Pergunta

I have a console app that executes a class method (in a different project). This method performs a POST to a webservice asynchronously (this is a lengthy operations of 3 minutes) and has a callback that returns the number of records affected by the POST. In the meantime the program continues doing other things that takes less than 3 minutes and the program exits before the callback returns.

In the past I have used a ManualResetEvent as depicted below to prevent completion but in this case my method is in a different class library that I would like to keep as clean as possible.

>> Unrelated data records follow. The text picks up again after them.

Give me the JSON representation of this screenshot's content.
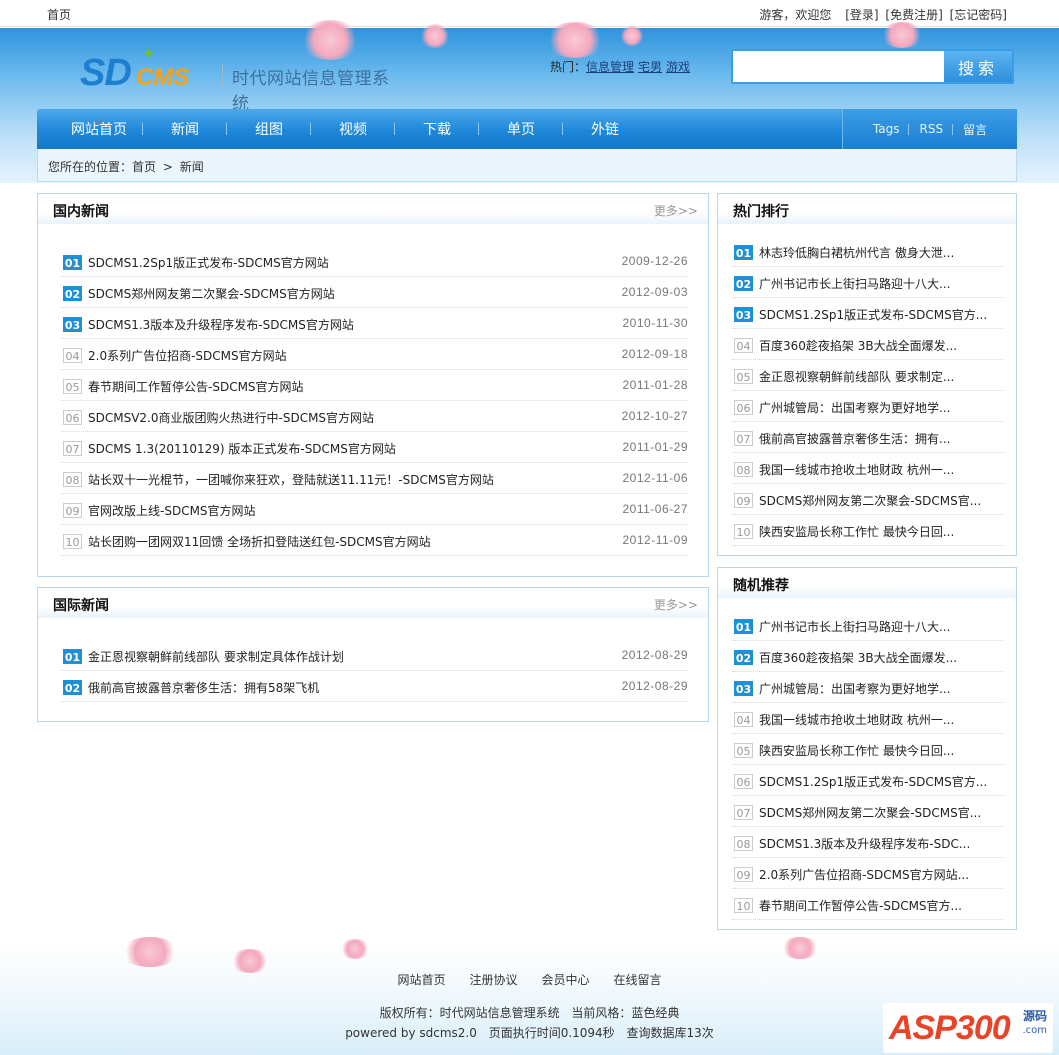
{
  "topbar": {
    "home": "首页",
    "greeting": "游客，欢迎您",
    "login": "[登录]",
    "register": "[免费注册]",
    "forgot": "[忘记密码]"
  },
  "logo": {
    "sd": "SD",
    "cms": "CMS",
    "tagline": "时代网站信息管理系统"
  },
  "hot_links": {
    "label": "热门：",
    "items": [
      "信息管理",
      "宅男",
      "游戏"
    ]
  },
  "search": {
    "value": "",
    "button": "搜索"
  },
  "nav": {
    "items": [
      "网站首页",
      "新闻",
      "组图",
      "视频",
      "下载",
      "单页",
      "外链"
    ],
    "right": [
      "Tags",
      "RSS",
      "留言"
    ]
  },
  "breadcrumb": {
    "label": "您所在的位置：",
    "home": "首页",
    "sep": ">",
    "current": "新闻"
  },
  "domestic": {
    "title": "国内新闻",
    "more": "更多>>",
    "items": [
      {
        "num": "01",
        "title": "SDCMS1.2Sp1版正式发布-SDCMS官方网站",
        "date": "2009-12-26"
      },
      {
        "num": "02",
        "title": "SDCMS郑州网友第二次聚会-SDCMS官方网站",
        "date": "2012-09-03"
      },
      {
        "num": "03",
        "title": "SDCMS1.3版本及升级程序发布-SDCMS官方网站",
        "date": "2010-11-30"
      },
      {
        "num": "04",
        "title": "2.0系列广告位招商-SDCMS官方网站",
        "date": "2012-09-18"
      },
      {
        "num": "05",
        "title": "春节期间工作暂停公告-SDCMS官方网站",
        "date": "2011-01-28"
      },
      {
        "num": "06",
        "title": "SDCMSV2.0商业版团购火热进行中-SDCMS官方网站",
        "date": "2012-10-27"
      },
      {
        "num": "07",
        "title": "SDCMS 1.3(20110129) 版本正式发布-SDCMS官方网站",
        "date": "2011-01-29"
      },
      {
        "num": "08",
        "title": "站长双十一光棍节，一团喊你来狂欢，登陆就送11.11元！-SDCMS官方网站",
        "date": "2012-11-06"
      },
      {
        "num": "09",
        "title": "官网改版上线-SDCMS官方网站",
        "date": "2011-06-27"
      },
      {
        "num": "10",
        "title": "站长团购一团网双11回馈 全场折扣登陆送红包-SDCMS官方网站",
        "date": "2012-11-09"
      }
    ]
  },
  "international": {
    "title": "国际新闻",
    "more": "更多>>",
    "items": [
      {
        "num": "01",
        "title": "金正恩视察朝鲜前线部队 要求制定具体作战计划",
        "date": "2012-08-29"
      },
      {
        "num": "02",
        "title": "俄前高官披露普京奢侈生活：拥有58架飞机",
        "date": "2012-08-29"
      }
    ]
  },
  "hot_rank": {
    "title": "热门排行",
    "items": [
      {
        "num": "01",
        "title": "林志玲低胸白裙杭州代言 傲身大泄..."
      },
      {
        "num": "02",
        "title": "广州书记市长上街扫马路迎十八大..."
      },
      {
        "num": "03",
        "title": "SDCMS1.2Sp1版正式发布-SDCMS官方..."
      },
      {
        "num": "04",
        "title": "百度360趁夜掐架 3B大战全面爆发..."
      },
      {
        "num": "05",
        "title": "金正恩视察朝鲜前线部队 要求制定..."
      },
      {
        "num": "06",
        "title": "广州城管局：出国考察为更好地学..."
      },
      {
        "num": "07",
        "title": "俄前高官披露普京奢侈生活：拥有..."
      },
      {
        "num": "08",
        "title": "我国一线城市抢收土地财政 杭州一..."
      },
      {
        "num": "09",
        "title": "SDCMS郑州网友第二次聚会-SDCMS官..."
      },
      {
        "num": "10",
        "title": "陕西安监局长称工作忙 最快今日回..."
      }
    ]
  },
  "random": {
    "title": "随机推荐",
    "items": [
      {
        "num": "01",
        "title": "广州书记市长上街扫马路迎十八大..."
      },
      {
        "num": "02",
        "title": "百度360趁夜掐架 3B大战全面爆发..."
      },
      {
        "num": "03",
        "title": "广州城管局：出国考察为更好地学..."
      },
      {
        "num": "04",
        "title": "我国一线城市抢收土地财政 杭州一..."
      },
      {
        "num": "05",
        "title": "陕西安监局长称工作忙 最快今日回..."
      },
      {
        "num": "06",
        "title": "SDCMS1.2Sp1版正式发布-SDCMS官方..."
      },
      {
        "num": "07",
        "title": "SDCMS郑州网友第二次聚会-SDCMS官..."
      },
      {
        "num": "08",
        "title": "SDCMS1.3版本及升级程序发布-SDC..."
      },
      {
        "num": "09",
        "title": "2.0系列广告位招商-SDCMS官方网站..."
      },
      {
        "num": "10",
        "title": "春节期间工作暂停公告-SDCMS官方..."
      }
    ]
  },
  "footer": {
    "links": [
      "网站首页",
      "注册协议",
      "会员中心",
      "在线留言"
    ],
    "copyright": "版权所有：时代网站信息管理系统",
    "style": "当前风格：蓝色经典",
    "powered": "powered by sdcms2.0",
    "exec": "页面执行时间0.1094秒",
    "queries": "查询数据库13次"
  },
  "badge": {
    "brand": "ASP300",
    "label": "源码",
    "domain": ".com"
  },
  "colors": {
    "accent": "#1f8fd8",
    "nav_blue": "#1f87d9",
    "border": "#b8d7ee"
  }
}
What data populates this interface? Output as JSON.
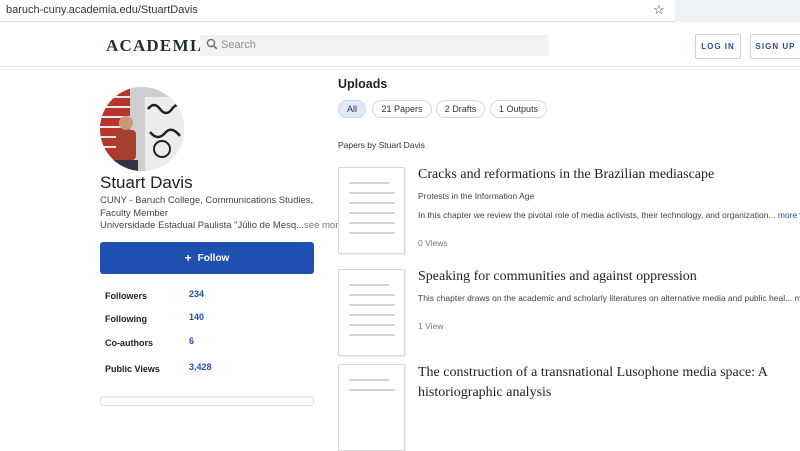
{
  "browser": {
    "url": "baruch-cuny.academia.edu/StuartDavis"
  },
  "header": {
    "logo": "ACADEMIA",
    "search_placeholder": "Search",
    "login_label": "LOG IN",
    "signup_label": "SIGN UP"
  },
  "profile": {
    "name": "Stuart Davis",
    "affiliation": "CUNY - Baruch College, Communications Studies, Faculty Member",
    "affiliation2": "Universidade Estadual Paulista \"Júlio de Mesq...",
    "see_more": "see more",
    "follow_label": "Follow",
    "stats": [
      {
        "label": "Followers",
        "value": "234"
      },
      {
        "label": "Following",
        "value": "140"
      },
      {
        "label": "Co-authors",
        "value": "6"
      },
      {
        "label": "Public Views",
        "value": "3,428"
      }
    ]
  },
  "uploads": {
    "title": "Uploads",
    "tabs": [
      {
        "label": "All",
        "active": true
      },
      {
        "label": "21 Papers",
        "active": false
      },
      {
        "label": "2 Drafts",
        "active": false
      },
      {
        "label": "1 Outputs",
        "active": false
      }
    ],
    "section_label": "Papers by Stuart Davis",
    "papers": [
      {
        "title": "Cracks and reformations in the Brazilian mediascape",
        "subtitle": "Protests in the Information Age",
        "description": "In this chapter we review the pivotal role of media activists, their technology, and organization...",
        "more": "more",
        "views": "0 Views"
      },
      {
        "title": "Speaking for communities and against oppression",
        "subtitle": "",
        "description": "This chapter draws on the academic and scholarly literatures on alternative media and public heal...",
        "more": "more",
        "views": "1 View"
      },
      {
        "title_line1": "The construction of a transnational Lusophone media space: A",
        "title_line2": "historiographic analysis"
      }
    ]
  },
  "colors": {
    "accent": "#1f4fb0",
    "tab_active": "#e0e9f7"
  }
}
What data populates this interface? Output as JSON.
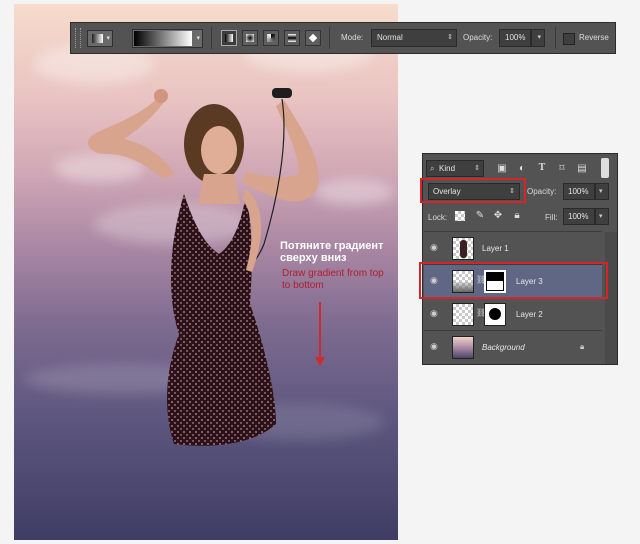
{
  "options_bar": {
    "mode_label": "Mode:",
    "mode_value": "Normal",
    "opacity_label": "Opacity:",
    "opacity_value": "100%",
    "reverse_label": "Reverse",
    "gradient_types": [
      "linear",
      "radial",
      "angle",
      "reflected",
      "diamond"
    ],
    "active_gradient_type": "linear"
  },
  "layers_panel": {
    "filter_kind": "Kind",
    "blend_mode": "Overlay",
    "opacity_label": "Opacity:",
    "opacity_value": "100%",
    "lock_label": "Lock:",
    "fill_label": "Fill:",
    "fill_value": "100%",
    "layers": [
      {
        "name": "Layer 1",
        "visible": true,
        "selected": false
      },
      {
        "name": "Layer 3",
        "visible": true,
        "selected": true,
        "has_mask": true
      },
      {
        "name": "Layer 2",
        "visible": true,
        "selected": false,
        "has_mask": true
      },
      {
        "name": "Background",
        "visible": true,
        "selected": false,
        "locked": true
      }
    ]
  },
  "annotation": {
    "russian": "Потяните градиент сверху вниз",
    "english": "Draw gradient from top to bottom"
  },
  "colors": {
    "highlight_red": "#d4252a",
    "selected_layer": "#5f6784",
    "panel_bg": "#535353"
  }
}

static ManualResetEvent resetEvent = new ManualResetEvent(false)

static void Main()
{
     CallAsyncMethod();
     // Do other things...
     resetEvent.WaitOne(); // Blocks until "set"
}

void AsyncMethodCallback()
{
     // Do processing on completion...
     resetEvent.Set(); // Allow the program to exit
}

I would appreciate any help in coming up with a clean pattern to accomplish this without polluting the called class with execution flags.

Foi útil?

Solução

If you can (in particular, if you're using .NET 4), make your CallAsyncMethod return a Task or Task<T>. Then you can easily attach a continuation, wait for it to complete etc. If the only purpose of the callback is to get the number of records, returning a Task<int> would be ideal. You can use TaskCompletionSource<TResult> so populate the result really easily within the async method, so you don't need the callback at all within your main class, which would have a main method something like:

static void Main()
{
     Task<int> asyncTask = CallAsyncMethod();
     // Do other things...
     int count = asyncTask.Result;
     // Do anything you need with the count
}

The new async features in C# 5 are designed to work well with Task<T>, so you'll be all ready to embrace the new version when it arrives.

Outras dicas

Start webservice request on another foreground thread. Application will not exit until all foreground threads completes execution.